Nearly two years ago, a mob of pro-Trump rioters ransacked the Capitol and tried to stop Congress from certifying the 2020 election results – an otherwise procedural and symbolic step to finalize the presidential election across the country. And while Congress ultimately did certify those elections, it became a watershed moment in U.S. history as lawmakers and former Vice President Pence earlier that day were taken to secure locations while rioters entered the building.
Fast forward another midterm election and one congressional inquiry later, and the House select committee investigating the Jan. 6, 2021 Capitol riot is set to release its anticipated final report today after it was initially expected to be released on Wednesday.
What's in it: The final report encompasses months of investigation and committee hearings starting last year and comes just several days after the panel held their final hearing, voting to refer former President Trump to the Justice Department on four criminal counts.
The report is expected to include eight chapters. The panel has already released its executive summary and more than 30 witness transcripts, though many of the transcripts released include witnesses who invoked the Fifth Amendment.
Members of the House select committee are confident that the Justice Department will indict the former president. The chairman of the panel, Rep. Bennie Thompson (D-Minn.) told CNN's Jake Tapper following their Monday hearing that, "if the evidence is as we presented it, I'm convinced the Justice Department will charge former President Trump. No one, including a former president, is above the law."

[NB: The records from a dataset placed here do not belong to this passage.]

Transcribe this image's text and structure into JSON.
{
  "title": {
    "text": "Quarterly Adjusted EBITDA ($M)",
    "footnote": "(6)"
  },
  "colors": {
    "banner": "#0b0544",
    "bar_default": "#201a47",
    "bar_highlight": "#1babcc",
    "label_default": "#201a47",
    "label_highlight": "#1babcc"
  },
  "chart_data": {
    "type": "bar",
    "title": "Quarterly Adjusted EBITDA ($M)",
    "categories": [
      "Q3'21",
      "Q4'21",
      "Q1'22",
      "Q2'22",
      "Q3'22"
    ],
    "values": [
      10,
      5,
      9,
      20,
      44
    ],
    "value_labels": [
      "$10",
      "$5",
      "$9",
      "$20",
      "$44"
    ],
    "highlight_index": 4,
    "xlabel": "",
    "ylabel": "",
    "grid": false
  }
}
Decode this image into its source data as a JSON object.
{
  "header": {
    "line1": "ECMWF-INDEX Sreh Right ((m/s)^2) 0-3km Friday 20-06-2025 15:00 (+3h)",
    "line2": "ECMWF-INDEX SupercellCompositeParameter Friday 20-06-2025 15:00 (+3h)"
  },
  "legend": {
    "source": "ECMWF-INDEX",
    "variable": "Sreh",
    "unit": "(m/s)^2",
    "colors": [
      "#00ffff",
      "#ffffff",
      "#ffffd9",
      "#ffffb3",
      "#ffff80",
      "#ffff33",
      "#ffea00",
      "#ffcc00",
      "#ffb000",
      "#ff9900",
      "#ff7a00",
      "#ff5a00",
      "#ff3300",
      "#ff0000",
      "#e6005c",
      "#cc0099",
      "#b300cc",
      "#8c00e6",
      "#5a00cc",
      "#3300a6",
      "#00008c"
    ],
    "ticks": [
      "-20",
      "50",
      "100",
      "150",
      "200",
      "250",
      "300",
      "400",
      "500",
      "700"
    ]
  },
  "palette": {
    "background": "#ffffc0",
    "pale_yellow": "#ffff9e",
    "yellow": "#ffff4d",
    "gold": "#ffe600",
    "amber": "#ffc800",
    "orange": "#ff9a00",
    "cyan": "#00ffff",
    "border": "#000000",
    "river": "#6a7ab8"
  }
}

Response: The Justice Department isn't obligated to act on the House panel's referral. And Trump, for his part, signaled that the criminal referral to the federal government would only rally his base around him.
"These folks don't get it that when they come after me, people who love freedom rally around me. It strengthens me. What doesn't kill me makes me stronger," he said on his Truth Social on Monday, later falsely adding that he had authorized thousands of National Guard troops to be deployed to the Capitol.
He argued that "this whole business of prosecuting me is just like impeachment was — a partisan attempt to sideline me and the Republican Party."
But even members of Trump's party have grown more comfortable publicly straying from the former president.
Senate Minority Leader Mitch McConnell (R-Ky.), who was critical of Trump following the Capitol riot and has more recently ramped up his attacks against the former president, said in a statement following the panel's decision to refer Trump to the Justice Department that, "the entire nation knows who is responsible for that day. Beyond that, I don't have any immediate observations."
It comes against the backdrop of Trump's already-announced White House bid; several other criminal probes in New York and Georgia, and the Justice Department conducting their own inquiries into Trump; and as polling shows Florida Gov. Ron DeSantis (R) surging ahead of Trump in hypothetical 2024 matchups.